Having an interesting, believable character is crucial to a good story. But it isn’t enough to make a story. Finding character motivation is what makes a story.
In creating a character the writer creates the looks, the emotions and the actions. But, if that well crafted character just sits around, a reader will wander away in a few pages. The character must do something meaningful.
People do not go rushing from place to place just to go rushing. They have reasons to go places, things they want to accomplish on the way and when they get to their destinations.
People do ultimately meaningless things like cleaning house. After all, even though the goal of a clean house can be realized, it is short term as dust and dirt quickly return. The purpose of cleaning is to keep the dust and dirt down to manageable amounts.
This is not a good story.
What is this new character going to do? Why would the character want to do whatever this is?

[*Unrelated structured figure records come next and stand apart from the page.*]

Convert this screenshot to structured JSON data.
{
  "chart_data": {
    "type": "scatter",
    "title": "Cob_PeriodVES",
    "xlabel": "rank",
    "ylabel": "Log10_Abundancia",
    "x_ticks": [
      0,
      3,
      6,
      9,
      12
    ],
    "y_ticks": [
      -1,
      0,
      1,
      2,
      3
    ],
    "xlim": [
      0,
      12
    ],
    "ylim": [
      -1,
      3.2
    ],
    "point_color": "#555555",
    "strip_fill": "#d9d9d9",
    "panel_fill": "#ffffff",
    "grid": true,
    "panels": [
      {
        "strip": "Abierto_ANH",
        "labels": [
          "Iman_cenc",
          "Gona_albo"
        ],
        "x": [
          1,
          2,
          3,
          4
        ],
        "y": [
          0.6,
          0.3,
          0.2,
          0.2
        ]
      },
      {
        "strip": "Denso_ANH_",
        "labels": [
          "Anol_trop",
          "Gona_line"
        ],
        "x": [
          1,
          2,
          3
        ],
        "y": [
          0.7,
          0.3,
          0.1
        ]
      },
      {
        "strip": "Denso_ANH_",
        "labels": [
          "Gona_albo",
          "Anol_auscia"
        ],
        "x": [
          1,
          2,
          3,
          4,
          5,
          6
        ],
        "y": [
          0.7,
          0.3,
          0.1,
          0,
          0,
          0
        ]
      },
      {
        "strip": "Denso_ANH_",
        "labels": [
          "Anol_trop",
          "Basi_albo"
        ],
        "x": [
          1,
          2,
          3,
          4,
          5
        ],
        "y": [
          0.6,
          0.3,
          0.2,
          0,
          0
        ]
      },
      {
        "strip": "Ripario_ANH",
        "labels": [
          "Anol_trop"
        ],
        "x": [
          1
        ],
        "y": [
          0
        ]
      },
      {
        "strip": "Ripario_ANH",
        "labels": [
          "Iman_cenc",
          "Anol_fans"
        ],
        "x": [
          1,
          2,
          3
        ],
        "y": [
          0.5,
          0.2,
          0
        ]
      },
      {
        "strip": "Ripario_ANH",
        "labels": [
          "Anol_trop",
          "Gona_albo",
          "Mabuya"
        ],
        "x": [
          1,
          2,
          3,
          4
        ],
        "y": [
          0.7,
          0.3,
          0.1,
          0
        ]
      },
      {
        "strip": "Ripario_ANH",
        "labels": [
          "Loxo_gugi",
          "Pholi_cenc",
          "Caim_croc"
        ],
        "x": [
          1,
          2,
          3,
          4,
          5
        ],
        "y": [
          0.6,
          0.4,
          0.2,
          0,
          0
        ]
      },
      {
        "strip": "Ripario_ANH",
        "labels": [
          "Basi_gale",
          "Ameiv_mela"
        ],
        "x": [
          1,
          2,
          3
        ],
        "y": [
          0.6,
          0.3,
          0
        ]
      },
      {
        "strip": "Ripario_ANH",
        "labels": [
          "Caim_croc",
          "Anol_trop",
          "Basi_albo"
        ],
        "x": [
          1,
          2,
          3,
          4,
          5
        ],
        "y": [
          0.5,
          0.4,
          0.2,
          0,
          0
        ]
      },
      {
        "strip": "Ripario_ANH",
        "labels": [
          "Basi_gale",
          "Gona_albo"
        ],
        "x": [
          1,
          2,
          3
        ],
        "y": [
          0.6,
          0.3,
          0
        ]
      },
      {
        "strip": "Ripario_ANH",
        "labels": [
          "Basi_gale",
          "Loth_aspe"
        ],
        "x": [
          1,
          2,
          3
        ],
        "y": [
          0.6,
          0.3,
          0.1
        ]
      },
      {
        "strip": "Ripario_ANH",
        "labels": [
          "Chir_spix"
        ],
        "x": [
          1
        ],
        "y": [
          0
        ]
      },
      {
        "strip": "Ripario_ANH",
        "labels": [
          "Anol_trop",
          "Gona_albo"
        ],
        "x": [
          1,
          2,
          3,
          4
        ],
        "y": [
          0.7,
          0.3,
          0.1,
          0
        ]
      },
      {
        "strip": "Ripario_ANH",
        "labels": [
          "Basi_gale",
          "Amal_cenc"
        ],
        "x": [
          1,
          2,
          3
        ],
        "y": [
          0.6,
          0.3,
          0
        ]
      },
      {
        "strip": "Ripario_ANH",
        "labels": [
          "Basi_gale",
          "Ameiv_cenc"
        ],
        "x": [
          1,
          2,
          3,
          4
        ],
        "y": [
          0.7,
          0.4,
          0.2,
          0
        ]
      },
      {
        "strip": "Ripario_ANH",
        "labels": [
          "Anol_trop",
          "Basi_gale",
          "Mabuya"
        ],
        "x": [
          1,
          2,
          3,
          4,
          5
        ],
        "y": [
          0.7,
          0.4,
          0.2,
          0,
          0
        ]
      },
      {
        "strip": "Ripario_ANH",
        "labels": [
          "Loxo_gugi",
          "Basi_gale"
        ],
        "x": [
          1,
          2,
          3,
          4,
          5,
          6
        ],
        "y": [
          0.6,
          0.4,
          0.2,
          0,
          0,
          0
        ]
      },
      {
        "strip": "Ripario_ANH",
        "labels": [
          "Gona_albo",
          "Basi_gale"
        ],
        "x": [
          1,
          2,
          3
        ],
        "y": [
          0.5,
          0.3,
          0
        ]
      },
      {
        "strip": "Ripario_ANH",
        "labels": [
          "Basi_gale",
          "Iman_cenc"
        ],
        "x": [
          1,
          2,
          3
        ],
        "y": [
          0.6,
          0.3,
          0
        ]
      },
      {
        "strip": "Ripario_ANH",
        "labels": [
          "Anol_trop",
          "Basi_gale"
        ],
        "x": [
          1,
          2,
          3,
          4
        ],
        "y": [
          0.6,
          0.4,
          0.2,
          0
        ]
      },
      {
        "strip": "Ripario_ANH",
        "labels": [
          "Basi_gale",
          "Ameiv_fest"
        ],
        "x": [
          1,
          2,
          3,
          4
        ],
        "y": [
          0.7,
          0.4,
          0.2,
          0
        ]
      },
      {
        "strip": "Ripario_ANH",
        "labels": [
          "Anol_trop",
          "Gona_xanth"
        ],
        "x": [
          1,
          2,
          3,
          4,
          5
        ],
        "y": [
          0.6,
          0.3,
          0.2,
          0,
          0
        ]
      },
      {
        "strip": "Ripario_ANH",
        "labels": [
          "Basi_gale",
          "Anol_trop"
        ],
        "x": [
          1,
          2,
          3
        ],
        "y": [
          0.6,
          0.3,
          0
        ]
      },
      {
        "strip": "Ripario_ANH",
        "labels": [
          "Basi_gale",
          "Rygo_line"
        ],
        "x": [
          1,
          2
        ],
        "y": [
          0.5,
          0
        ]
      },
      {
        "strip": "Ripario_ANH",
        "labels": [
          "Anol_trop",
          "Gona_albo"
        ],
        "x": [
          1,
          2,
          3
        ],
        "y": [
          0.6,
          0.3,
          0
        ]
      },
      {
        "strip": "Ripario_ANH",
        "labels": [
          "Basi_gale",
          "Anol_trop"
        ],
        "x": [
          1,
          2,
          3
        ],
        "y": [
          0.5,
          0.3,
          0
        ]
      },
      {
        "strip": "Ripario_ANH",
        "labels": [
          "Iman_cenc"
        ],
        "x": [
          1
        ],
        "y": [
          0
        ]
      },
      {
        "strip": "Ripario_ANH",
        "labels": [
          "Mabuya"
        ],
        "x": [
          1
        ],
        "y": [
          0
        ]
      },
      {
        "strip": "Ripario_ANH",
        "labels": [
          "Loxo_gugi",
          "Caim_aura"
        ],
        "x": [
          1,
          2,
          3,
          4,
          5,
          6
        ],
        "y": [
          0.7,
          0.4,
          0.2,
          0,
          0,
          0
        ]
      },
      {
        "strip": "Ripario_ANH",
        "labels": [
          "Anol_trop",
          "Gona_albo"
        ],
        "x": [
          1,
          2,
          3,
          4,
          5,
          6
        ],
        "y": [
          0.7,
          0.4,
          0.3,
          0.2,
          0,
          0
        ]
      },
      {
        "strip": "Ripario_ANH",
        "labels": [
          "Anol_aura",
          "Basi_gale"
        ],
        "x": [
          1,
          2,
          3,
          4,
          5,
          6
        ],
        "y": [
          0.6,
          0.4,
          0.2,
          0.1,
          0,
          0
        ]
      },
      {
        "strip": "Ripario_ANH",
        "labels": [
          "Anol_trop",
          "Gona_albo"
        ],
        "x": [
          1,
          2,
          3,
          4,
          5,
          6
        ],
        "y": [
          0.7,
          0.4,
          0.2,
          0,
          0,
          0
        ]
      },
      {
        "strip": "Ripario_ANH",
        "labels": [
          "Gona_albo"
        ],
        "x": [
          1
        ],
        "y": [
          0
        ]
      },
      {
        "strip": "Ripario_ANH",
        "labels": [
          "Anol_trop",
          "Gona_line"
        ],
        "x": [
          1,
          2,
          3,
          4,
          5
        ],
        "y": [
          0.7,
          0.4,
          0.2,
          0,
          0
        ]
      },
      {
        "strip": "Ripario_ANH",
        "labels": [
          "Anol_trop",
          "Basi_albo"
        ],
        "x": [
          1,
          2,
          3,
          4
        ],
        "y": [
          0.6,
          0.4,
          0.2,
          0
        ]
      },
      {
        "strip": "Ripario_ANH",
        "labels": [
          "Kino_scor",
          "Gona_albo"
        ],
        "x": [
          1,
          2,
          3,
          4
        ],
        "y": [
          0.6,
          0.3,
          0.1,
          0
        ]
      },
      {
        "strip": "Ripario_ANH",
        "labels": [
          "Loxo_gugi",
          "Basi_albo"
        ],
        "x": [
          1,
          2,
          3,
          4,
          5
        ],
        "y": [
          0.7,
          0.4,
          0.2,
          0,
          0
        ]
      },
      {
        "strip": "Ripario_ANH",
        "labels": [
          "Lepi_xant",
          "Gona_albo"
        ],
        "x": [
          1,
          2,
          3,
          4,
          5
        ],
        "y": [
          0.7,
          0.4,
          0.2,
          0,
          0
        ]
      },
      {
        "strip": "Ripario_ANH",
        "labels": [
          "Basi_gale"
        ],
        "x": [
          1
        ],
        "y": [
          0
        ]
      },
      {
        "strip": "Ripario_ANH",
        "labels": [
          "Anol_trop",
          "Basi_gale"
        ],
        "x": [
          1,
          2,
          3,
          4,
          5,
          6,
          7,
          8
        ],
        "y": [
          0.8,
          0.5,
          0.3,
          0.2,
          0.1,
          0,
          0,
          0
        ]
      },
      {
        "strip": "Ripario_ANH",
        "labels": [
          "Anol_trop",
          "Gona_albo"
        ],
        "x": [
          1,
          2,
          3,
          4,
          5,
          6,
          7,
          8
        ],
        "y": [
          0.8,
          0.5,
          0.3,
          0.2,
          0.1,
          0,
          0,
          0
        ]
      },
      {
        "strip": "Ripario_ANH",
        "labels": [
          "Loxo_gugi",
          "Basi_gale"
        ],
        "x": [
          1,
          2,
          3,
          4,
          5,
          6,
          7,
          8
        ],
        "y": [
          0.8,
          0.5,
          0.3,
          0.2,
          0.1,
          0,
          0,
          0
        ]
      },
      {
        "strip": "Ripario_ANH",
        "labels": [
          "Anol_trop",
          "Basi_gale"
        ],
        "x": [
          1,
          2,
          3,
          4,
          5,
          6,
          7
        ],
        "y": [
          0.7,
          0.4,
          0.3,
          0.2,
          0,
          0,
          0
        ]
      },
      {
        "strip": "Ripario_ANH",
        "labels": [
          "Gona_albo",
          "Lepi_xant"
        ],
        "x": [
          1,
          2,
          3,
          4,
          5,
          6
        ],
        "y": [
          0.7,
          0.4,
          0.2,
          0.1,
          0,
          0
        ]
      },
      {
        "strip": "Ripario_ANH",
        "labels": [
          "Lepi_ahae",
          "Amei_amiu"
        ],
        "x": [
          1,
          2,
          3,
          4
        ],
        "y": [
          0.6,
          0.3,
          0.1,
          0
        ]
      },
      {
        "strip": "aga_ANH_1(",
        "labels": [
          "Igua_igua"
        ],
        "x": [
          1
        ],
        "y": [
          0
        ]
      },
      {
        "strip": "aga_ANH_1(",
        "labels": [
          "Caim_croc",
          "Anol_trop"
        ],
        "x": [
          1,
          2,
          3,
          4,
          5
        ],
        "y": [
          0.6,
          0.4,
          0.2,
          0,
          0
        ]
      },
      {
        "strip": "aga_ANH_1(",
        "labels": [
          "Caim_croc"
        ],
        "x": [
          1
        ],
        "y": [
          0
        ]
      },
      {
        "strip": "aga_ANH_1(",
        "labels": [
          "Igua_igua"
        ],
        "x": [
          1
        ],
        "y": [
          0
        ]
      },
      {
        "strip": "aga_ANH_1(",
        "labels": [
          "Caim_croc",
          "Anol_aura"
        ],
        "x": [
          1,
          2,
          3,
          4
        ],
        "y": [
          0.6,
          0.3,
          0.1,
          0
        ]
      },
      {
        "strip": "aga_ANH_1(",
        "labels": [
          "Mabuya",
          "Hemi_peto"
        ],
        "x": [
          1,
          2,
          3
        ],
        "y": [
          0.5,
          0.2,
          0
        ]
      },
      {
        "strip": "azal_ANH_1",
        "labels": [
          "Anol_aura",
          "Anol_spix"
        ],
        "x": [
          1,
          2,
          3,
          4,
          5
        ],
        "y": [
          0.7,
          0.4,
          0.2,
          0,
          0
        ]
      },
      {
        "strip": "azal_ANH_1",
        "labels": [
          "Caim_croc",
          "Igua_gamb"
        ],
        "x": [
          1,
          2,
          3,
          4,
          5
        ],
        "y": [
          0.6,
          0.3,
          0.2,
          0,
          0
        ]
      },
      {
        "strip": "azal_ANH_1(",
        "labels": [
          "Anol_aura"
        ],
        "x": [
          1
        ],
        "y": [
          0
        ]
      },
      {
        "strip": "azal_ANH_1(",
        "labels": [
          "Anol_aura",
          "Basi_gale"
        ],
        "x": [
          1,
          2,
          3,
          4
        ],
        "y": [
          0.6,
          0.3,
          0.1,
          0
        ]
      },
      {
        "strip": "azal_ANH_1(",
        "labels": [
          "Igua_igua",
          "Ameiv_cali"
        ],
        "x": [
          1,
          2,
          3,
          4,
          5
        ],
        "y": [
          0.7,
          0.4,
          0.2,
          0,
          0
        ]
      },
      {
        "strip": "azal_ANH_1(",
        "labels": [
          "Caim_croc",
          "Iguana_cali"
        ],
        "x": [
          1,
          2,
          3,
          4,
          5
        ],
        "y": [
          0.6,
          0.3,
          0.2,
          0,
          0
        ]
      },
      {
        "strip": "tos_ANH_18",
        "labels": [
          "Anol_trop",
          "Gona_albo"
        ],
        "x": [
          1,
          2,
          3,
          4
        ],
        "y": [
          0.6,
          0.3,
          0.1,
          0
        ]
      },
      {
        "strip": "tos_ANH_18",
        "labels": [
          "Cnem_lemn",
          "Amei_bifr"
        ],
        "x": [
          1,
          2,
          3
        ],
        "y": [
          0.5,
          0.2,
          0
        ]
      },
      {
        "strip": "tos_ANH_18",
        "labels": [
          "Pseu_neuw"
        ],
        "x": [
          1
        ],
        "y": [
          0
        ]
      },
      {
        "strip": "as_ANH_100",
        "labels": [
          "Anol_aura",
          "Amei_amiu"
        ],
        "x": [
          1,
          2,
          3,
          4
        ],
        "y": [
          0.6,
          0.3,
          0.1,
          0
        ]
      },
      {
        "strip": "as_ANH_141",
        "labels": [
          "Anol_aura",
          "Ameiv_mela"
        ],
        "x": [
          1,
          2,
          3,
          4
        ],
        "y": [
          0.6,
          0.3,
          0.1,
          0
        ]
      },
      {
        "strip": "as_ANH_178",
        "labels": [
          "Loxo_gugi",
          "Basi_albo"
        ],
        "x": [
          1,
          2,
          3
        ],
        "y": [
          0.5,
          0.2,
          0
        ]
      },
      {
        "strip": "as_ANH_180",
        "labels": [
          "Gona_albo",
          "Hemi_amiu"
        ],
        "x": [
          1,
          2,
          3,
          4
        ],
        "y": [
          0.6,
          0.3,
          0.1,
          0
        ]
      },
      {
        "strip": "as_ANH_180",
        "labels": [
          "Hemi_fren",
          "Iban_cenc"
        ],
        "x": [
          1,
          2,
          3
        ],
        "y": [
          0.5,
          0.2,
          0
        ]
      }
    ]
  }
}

Why does this matter?
Finding character motivation require the writer to answer these questions.
The answers may be as simple as adjusting to a new life normal, growing up a little as it was for Aleta in my book “Edwina”. The answers may be changes in the characters around the main character as it was in “Dora’s Story” where Dora’s purpose was to survive and live her life as a goat while the people who own her change because of her.
In “The Carduan Chronicles” the characters have many layers of motivations as each must face the loss of their former lives, rebuilding their new lives and learning to survive on a new planet. As I write the Planet Autumn series, each of the main characters must grow up even as they find they are ultimately on a planetary quest.
Notice the use of the word must. This is important for finding character motivation. The character must accomplish or attempt to accomplish some goal that changes who he or she is in some way.
Then the character becomes part of a story. The motivation determines the plot.